Thérèse Desqueyroux de François Mauriac

Thérèse DesqueyrouxAvec Thérèse Desqueyroux, François Mauriac nous offre une héroïne atypique et en ça inoubliable. Cette femme qui va à l’encontre de tout avec froideur n’est pas aimable, elle est de ces anti-héros qui dérangent, interrogent et demeurent incompris. Le personnage de Thérèse est donc en lui-même d’un intérêt romanesque et psychologique extrême, mais c’est aussi la magnifique langue de François Mauriac qui donne au roman une force unique, parfois bouleversante.

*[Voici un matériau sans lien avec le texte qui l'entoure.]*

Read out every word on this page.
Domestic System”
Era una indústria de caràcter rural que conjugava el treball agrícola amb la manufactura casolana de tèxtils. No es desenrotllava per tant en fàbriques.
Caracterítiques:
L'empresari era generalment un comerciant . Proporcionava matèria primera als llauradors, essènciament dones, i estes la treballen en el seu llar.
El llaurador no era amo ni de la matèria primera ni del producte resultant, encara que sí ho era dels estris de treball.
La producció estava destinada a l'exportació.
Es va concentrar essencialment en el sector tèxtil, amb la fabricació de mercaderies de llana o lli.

On l’apprend dès le début du roman, Thérèse Desqueyroux née Larroque a tenté d’assassiner son mari Bernard. Il a réchappé à l’empoisonnement et témoigné lors du procès en faveur de sa femme. Non par amour, mais pour préserver la réputation de la famille. Car il n’y a guère plus important que la famille chez les Desqueyroux, les La Trave et toute la bonne bourgeoisie bordelaise. On se marie entre-soi, on soigne les apparences et on lave son linge sale loin des regards. Que faire dès lors de cette atypique Thérèse ? Bien trop intelligente pour Bernard, bien différente de ces bonnes épouses qui n’aspirent qu’à prendre leur place derrière « les barreaux vivants d’une famille ».

Elle a pourtant tenté de jouer le jeu en se pliant au mariage de raison mais, est-ce jalousie à l’encontre de sa belle-sœur qui elle connaît le véritable amour ou révélation intime, toujours est-il qu’elle décide de se lier à l’énigmatique Jean Azévédo, jeune, cultivé (son pendant masculin en quelque sorte), différent des bons bourgeois replets qui l’entourent et juif de surcroît, de quoi déranger encore plus ces catholiques bon teint toujours prêts à détester leur prochain quand il ne leur ressemble pas.

Le désir de liberté croît en elle et passe par le crime. Non pas pour retrouver la possibilité de se marier mais parce que Bernard rassemble en lui tout ce qu’elle déteste de ce milieu qui l’étouffe. Méticuleuse et froide, elle multiplie les gouttes d’arsenic dans son verre.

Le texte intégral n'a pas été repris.